Ace aims for ‘Higher Ground’

The co-op trusts ‘the process’ as it replaces its 2020 Vision.

BY Ken Clark

Atlanta — Ace Hardware nation assembled in Mercedes-Benz Stadium here in Atlanta for the co-op’s fall convention general session. To kick things off, Ace Chairman Brett Stephenson, owner of Ace stores in Colorado in Wyoming, thanked The Home Depot co-founder Arthur Blank, owner of the Falcons, for sharing the football team’s state-of-the-art stadium.

For the rest of the morning, Ace leaders unleashed a blitz of programs and strategies designed to sack Home Depot and other big competitors – or at least, take market share from them.

Some of the highlights from the Ace playbook are here:

A new vision. Ace introduced its “Higher Ground” initiative. As the co-op’s 2020 Vision plan has run its course, the announcement of the new “Higher Ground” plan received spontaneous applause. (“The name is the easy part,” said CEO John Venhuizen.) The five-year plan includes a $2 billion investment to fuel $20 billion in retail revenue, up from $16 billion today. The co-op also hopes to add 800 new locations. The investment includes a 50% increase in the amount of money spent on distribution and supply chain.

A Benjamin Moore display in Atlanta.

Advertising boost. Ace says consumers mistakenly believe that Home Depot carries more Ben Moore paint, more Big Green Eggs and more Stihl products. In actuality, Home Depot carries none of the above. And that’s one reason why the co-op intends to boost its advertising spend from $80 million to $120 million in no more than five years.

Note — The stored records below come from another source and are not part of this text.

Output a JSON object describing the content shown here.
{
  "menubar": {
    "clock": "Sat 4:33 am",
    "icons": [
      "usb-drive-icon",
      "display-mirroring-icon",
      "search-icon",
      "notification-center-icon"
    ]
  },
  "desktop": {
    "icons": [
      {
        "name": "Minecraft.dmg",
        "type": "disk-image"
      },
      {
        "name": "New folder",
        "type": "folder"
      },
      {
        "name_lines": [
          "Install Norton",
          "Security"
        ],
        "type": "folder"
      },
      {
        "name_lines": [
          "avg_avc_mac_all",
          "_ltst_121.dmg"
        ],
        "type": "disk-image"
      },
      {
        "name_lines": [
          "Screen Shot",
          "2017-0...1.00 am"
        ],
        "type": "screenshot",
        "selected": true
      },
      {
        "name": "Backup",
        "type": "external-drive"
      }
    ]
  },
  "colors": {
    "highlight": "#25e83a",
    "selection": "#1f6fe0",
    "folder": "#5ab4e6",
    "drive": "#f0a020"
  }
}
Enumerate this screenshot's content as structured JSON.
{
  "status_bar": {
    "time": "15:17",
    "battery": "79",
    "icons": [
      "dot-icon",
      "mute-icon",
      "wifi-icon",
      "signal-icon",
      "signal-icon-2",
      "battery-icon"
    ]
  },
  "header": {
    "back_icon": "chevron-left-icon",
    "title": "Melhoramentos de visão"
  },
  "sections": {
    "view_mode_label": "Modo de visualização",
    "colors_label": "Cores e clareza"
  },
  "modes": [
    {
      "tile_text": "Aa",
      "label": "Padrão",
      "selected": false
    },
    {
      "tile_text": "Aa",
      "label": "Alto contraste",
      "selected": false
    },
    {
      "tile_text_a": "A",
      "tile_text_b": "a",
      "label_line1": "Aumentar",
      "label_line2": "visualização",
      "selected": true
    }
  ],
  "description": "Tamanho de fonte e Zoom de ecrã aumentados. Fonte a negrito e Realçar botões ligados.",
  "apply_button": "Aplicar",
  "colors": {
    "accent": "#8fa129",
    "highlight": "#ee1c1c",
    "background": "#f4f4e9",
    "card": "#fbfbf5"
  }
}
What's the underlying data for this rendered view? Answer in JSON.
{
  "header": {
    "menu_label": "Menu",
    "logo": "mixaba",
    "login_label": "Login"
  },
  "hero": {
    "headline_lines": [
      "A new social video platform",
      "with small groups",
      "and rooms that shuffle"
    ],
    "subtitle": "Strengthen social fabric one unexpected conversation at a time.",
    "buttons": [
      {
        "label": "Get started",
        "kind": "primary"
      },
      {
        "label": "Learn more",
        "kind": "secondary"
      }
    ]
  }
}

Product differentiation. Venhuizen had some colorful words for vendors who fail to stand up for the independent dealer. “Too many suppliers are intoxicated with selling to discount web sites and big box stores,” he said, “chasing after them like a drunk to a drink.” Product commoditization and price transparency are fast moving trends, he said. The Ace CEO tipped his hat to three vendors for their independent approach to distribution – Benjamin Moore, Big Green Egg and STIHL, companies that won’t sell Home Depot, Lowe’s, Menards or Walmart. The Ace convention here in Atlanta is the first since the co-op’s partnership with Benjamin Moore was announced in July. Venhuizen said that as Benjamin Moore has shown its loyalty to Ace, “It’s time for us to show them ours.”

Famous four. Ace hammered on the four categories for which it intends to become famous: paint, power, backyards and BBQ and home preservation. “Folks, we have got to become famous for four,” Venhuizen said. “Because if all we do is sell the same commoditized crap you can get on some discount web site. We’re dead.” One reason for Ace’s plan to invest disproportionately in these four areas is “because we’re killing it, and we still have room to run,” he said.

Basic math. Andy Enright, VP of development and strategy explained that of three drivers of sales – traffic, conversion and average ticket – two are controlled entirely by the employees in the store. He pointed to research that shows that when a customer receives personal help inside the store, the spend increases more than 50%, from $24.09 to $37.50.

Store of the future. Ace erected an 8,000 sq. foot Cornerstone Hardware store on the market floor and described it as the evolution of the Ace store model. “It’s something really cool at the show that we haven’t done in about 25 years,” said John Surane, executive VP and chief merchandising and sales officer for Ace. “You’ll be able to see actually how this stuff can come to life.” Merchandising tactics in the store layout are based on analytics of the co-op’s best-in-class Ace retailers.

• Ace’s acquisition. Just before the event, Ace acquired Denver-based Handyman Matters, changing the name to Ace Handyman Services, which carries the slogan “bringing helpful to your home.”

• A pitch for BODFS. Venhuizen made the case for making buy-online-deliver-from-store a strategic imperative. He pointed to stats showing that stores that BODFS stores have 57% higher sales than stores that simply allow for in-store pickup. Also, the average BODFS transaction during the last 2.5 months is about $361 – 18 times the average ticket. “We have got to exploit geographic proximity,” Venhuizen said. “In today’s world, as much as some of you may not like it. You either deliver or you die.”

The Ace convention draws to a close Sunday, Sept. 8.